Société 

La vache qui ne voulait pas aller à l’abattoir sauvée contre 10 000 euros

actualisé le 10/06/2015 à 18h28

[Article mis à jour] On imaginait bien la fin de cette histoire dans un pré fleuri.

Une vache s’est échappée début juin de l’abattoir de Saint-Romain-de-Popey (dans la région lyonnaise), ne voulant clairement pas finir débitée en steak. C’est Le Progrès qui raconte l’histoire, nous apprenant que la génisse a saccagé une partie de l’abattoir, réussissant finalement à sortir à toute vitesse, mobilisant neuf gendarmes pour gérer la panique, avant de se retrouver dans la cour d’une entreprise voisine de charpente.

Elle a été maîtrisée à l’aide de cinq piqûres d’un produit, qui lui offre finalement un sursis : sa viande est devenue impropre à la consommation en l’état. Aussi ses propriétaires devaient-ils attendre 30 jours pour que le produit soit évacué de son corps, avant de la renvoyer à l’abattoir.
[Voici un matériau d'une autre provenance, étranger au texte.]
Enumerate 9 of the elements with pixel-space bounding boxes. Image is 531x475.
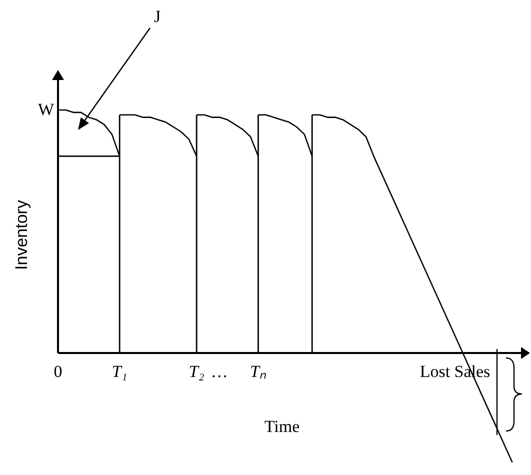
x-tick-label: T₂ (188, 362, 204, 381)
annotation: W (38, 100, 55, 119)
x-tick-label: T₁ (112, 362, 128, 381)
text: J (154, 7, 161, 26)
x-axis-title: Time (264, 417, 300, 436)
y-axis-title: Inventory (12, 200, 31, 270)
x-tick-label: … (212, 362, 228, 381)
x-tick-label: 0 (54, 362, 62, 381)
x-tick-label: Tₙ (250, 362, 266, 381)
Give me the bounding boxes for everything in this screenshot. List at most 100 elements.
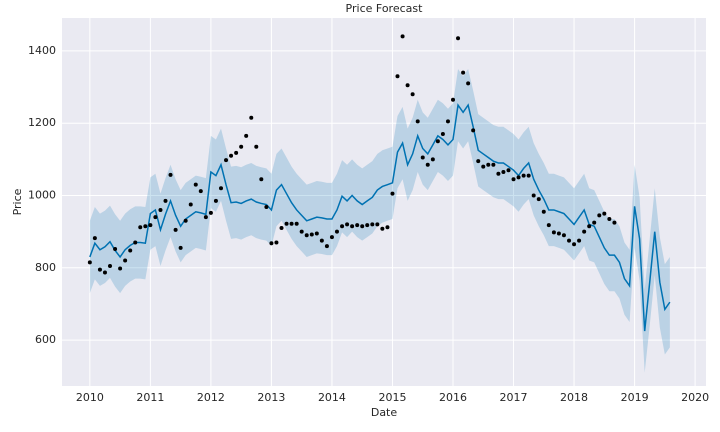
observed-point xyxy=(97,267,102,272)
observed-point xyxy=(360,224,365,229)
observed-point xyxy=(340,224,345,229)
observed-point xyxy=(541,209,546,214)
observed-point xyxy=(203,215,208,220)
observed-point xyxy=(375,222,380,227)
observed-point xyxy=(491,162,496,167)
uncertainty-band xyxy=(89,68,670,373)
observed-point xyxy=(239,144,244,149)
x-tick-label: 2018 xyxy=(560,391,588,404)
observed-point xyxy=(269,241,274,246)
observed-point xyxy=(496,171,501,176)
observed-point xyxy=(87,260,92,265)
observed-point xyxy=(521,173,526,178)
x-tick-label: 2014 xyxy=(318,391,346,404)
observed-point xyxy=(148,223,153,228)
observed-point xyxy=(481,164,486,169)
observed-point xyxy=(123,258,128,263)
observed-point xyxy=(476,159,481,164)
observed-point xyxy=(319,238,324,243)
observed-point xyxy=(163,198,168,203)
x-tick-label: 2015 xyxy=(378,391,406,404)
observed-point xyxy=(592,220,597,225)
observed-point xyxy=(208,210,213,215)
observed-point xyxy=(279,226,284,231)
observed-point xyxy=(587,224,592,229)
observed-point xyxy=(415,119,420,124)
observed-point xyxy=(567,238,572,243)
observed-point xyxy=(531,193,536,198)
observed-point xyxy=(178,245,183,250)
observed-point xyxy=(294,221,299,226)
observed-point xyxy=(158,207,163,212)
x-tick-label: 2016 xyxy=(439,391,467,404)
observed-point xyxy=(370,222,375,227)
observed-point xyxy=(607,216,612,221)
observed-point xyxy=(602,211,607,216)
observed-point xyxy=(556,231,561,236)
y-tick-label: 1200 xyxy=(28,116,56,129)
observed-point xyxy=(445,119,450,124)
observed-point xyxy=(324,244,329,249)
observed-point xyxy=(113,246,118,251)
observed-point xyxy=(365,223,370,228)
observed-point xyxy=(385,225,390,230)
observed-point xyxy=(299,229,304,234)
observed-point xyxy=(471,128,476,133)
observed-point xyxy=(173,227,178,232)
y-tick-label: 600 xyxy=(35,333,56,346)
observed-point xyxy=(128,248,133,253)
y-tick-label: 1000 xyxy=(28,188,56,201)
observed-point xyxy=(516,175,521,180)
chart-title: Price Forecast xyxy=(346,2,424,15)
observed-point xyxy=(143,224,148,229)
observed-point xyxy=(107,263,112,268)
observed-point xyxy=(536,197,541,202)
observed-point xyxy=(506,168,511,173)
observed-point xyxy=(219,186,224,191)
observed-point xyxy=(133,240,138,245)
observed-point xyxy=(224,158,229,163)
observed-point xyxy=(551,230,556,235)
observed-point xyxy=(264,205,269,210)
observed-point xyxy=(561,233,566,238)
x-tick-label: 2017 xyxy=(500,391,528,404)
observed-point xyxy=(329,235,334,240)
observed-point xyxy=(234,150,239,155)
x-tick-label: 2010 xyxy=(76,391,104,404)
x-tick-label: 2013 xyxy=(257,391,285,404)
observed-point xyxy=(461,70,466,75)
observed-point xyxy=(456,36,461,41)
observed-point xyxy=(420,155,425,160)
observed-point xyxy=(198,189,203,194)
observed-point xyxy=(501,169,506,174)
observed-point xyxy=(229,153,234,158)
observed-point xyxy=(284,221,289,226)
observed-point xyxy=(92,236,97,241)
observed-point xyxy=(153,215,158,220)
observed-point xyxy=(309,232,314,237)
observed-point xyxy=(314,231,319,236)
observed-point xyxy=(486,162,491,167)
observed-point xyxy=(244,133,249,138)
x-tick-label: 2012 xyxy=(197,391,225,404)
observed-point xyxy=(466,81,471,86)
x-axis-label: Date xyxy=(371,406,398,419)
observed-point xyxy=(193,182,198,187)
forecast-line xyxy=(89,103,671,332)
observed-point xyxy=(168,172,173,177)
x-tick-label: 2020 xyxy=(681,391,709,404)
observed-point xyxy=(355,223,360,228)
observed-point xyxy=(597,213,602,218)
observed-point xyxy=(259,177,264,182)
observed-point xyxy=(612,220,617,225)
x-tick-label: 2011 xyxy=(136,391,164,404)
observed-point xyxy=(405,83,410,88)
observed-point xyxy=(102,270,107,275)
observed-point xyxy=(451,97,455,102)
x-tick-label: 2019 xyxy=(621,391,649,404)
observed-point xyxy=(582,229,587,234)
observed-point xyxy=(526,173,531,178)
observed-point xyxy=(289,221,294,226)
y-axis-label: Price xyxy=(11,188,24,215)
observed-point xyxy=(435,139,440,144)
Mais l’histoire de la vachette a ému, au-delà de nos frontières, rapporte 20minutes. Une militante belge de la cause animale a lancé sur change.org une pétition dans le but de sauver l’animal de son destin tout tracé. Elle espérait 5000 signatures. Dimanche soir, les compteurs avaient largement explosé avec 9000 soutiens, venus d’un peu partout, de France, d’Allemagne ou encore d’Autriche. Jusqu’à dépasser les 20 000 soutiens.
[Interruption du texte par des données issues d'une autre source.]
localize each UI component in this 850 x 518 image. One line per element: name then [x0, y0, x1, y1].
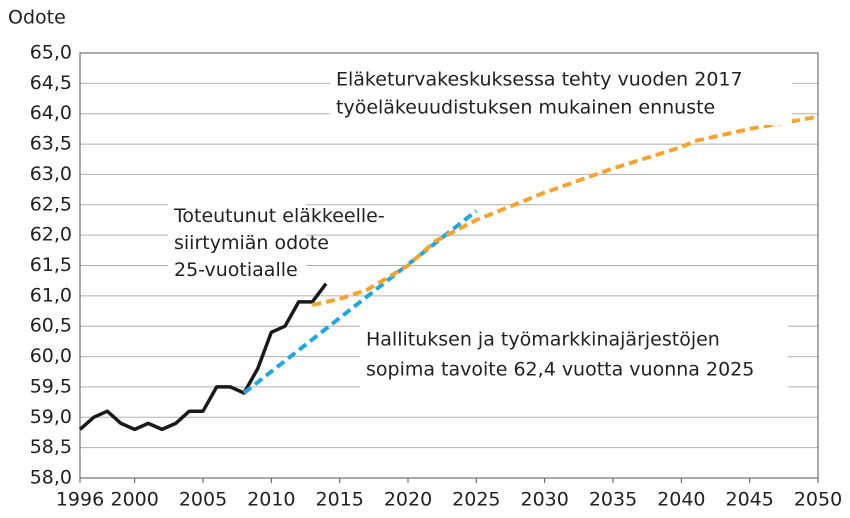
- y-tick-label: 58,0: [30, 467, 72, 489]
- annotation-box: [330, 63, 792, 125]
- x-tick-label: 1996: [56, 489, 104, 511]
- y-tick-label: 63,5: [30, 133, 72, 155]
- annotation: Eläketurvakeskuksessa tehty vuoden 2017: [336, 69, 743, 91]
- y-tick-label: 62,0: [30, 224, 72, 246]
- x-tick-label: 2050: [794, 489, 842, 511]
- y-axis-title: Odote: [8, 7, 66, 29]
- y-tick-label: 58,5: [30, 436, 72, 458]
- annotation-box: [360, 322, 788, 388]
- y-tick-label: 64,5: [30, 72, 72, 94]
- y-tick-label: 63,0: [30, 163, 72, 185]
- x-tick-label: 2035: [589, 489, 637, 511]
- y-tick-label: 59,5: [30, 375, 72, 397]
- annotation: Hallituksen ja työmarkkinajärjestöjen: [366, 329, 720, 351]
- annotation: Toteutunut eläkkeelle-: [173, 205, 385, 227]
- y-tick-label: 60,5: [30, 315, 72, 337]
- annotation: sopima tavoite 62,4 vuotta vuonna 2025: [366, 359, 754, 381]
- plot-frame: [79, 52, 819, 479]
- annotation: työeläkeuudistuksen mukainen ennuste: [336, 97, 715, 119]
- y-tick-label: 62,5: [30, 193, 72, 215]
- annotation: siirtymiän odote: [174, 232, 329, 254]
- x-tick-label: 2015: [315, 489, 363, 511]
- x-tick-label: 2045: [725, 489, 773, 511]
- y-tick-label: 61,5: [30, 254, 72, 276]
- x-tick-label: 2040: [657, 489, 705, 511]
- annotation: 25-vuotiaalle: [174, 259, 298, 281]
- y-tick-label: 64,0: [30, 102, 72, 124]
- x-tick-label: 2000: [110, 489, 158, 511]
- x-tick-label: 2010: [247, 489, 295, 511]
- y-tick-label: 59,0: [30, 406, 72, 428]
- y-tick-label: 61,0: [30, 284, 72, 306]
- annotation-box: [168, 200, 306, 287]
- series-line: [78, 282, 328, 432]
- x-tick-label: 2005: [179, 489, 227, 511]
- x-tick-label: 2020: [384, 489, 432, 511]
- y-tick-label: 60,0: [30, 345, 72, 367]
- y-tick-label: 65,0: [30, 42, 72, 64]
- x-tick-label: 2030: [520, 489, 568, 511]
- series-line: [311, 114, 819, 307]
- x-tick-label: 2025: [452, 489, 500, 511]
L’histoire ne s’arrête pas là. Brigitte Bardot a voulu elle aussi sauver la « petit vache ». Tout comme d’autres associations dont l’organisation parisienne de Stéphane Lamart (qui a notamment pour marraine Rika Zaraï). C’est à lui que l’éleveur et propriétaire de l’animal a finalement bien voulu la vendre. Pour un montant de 10 000 euros. Le Progrès a joint l’éleveur qui raconte avec un naturel déconcertant sa décision de céder sa vache à cette association :

« [Stéphane Lamart] a bien compris que ma vache, au très fort caractère, ne pouvait aller dans une ferme pédagogique et que s’il l’achetait, c’était pour la mettre dans une colline en rase campagne. Je lui ai dit que j’en voulais un euro par signature et comme il y en avait 10 000 à ce moment-là, ça faisait 10 000 €. C’est le prix d’une bête de concours mais comme elle est devenue une petite star. […] Il faut user des petits privilèges mais ne pas en abuser. »

Le paysan concède profiter de la notoriété de sa vache, mais promet aussi de ne pas la vendre à quelqu’un d’autre, même si on lui proposait un prix plus élevé.

> Mis à jour le mercredi 10 juin à 17h30.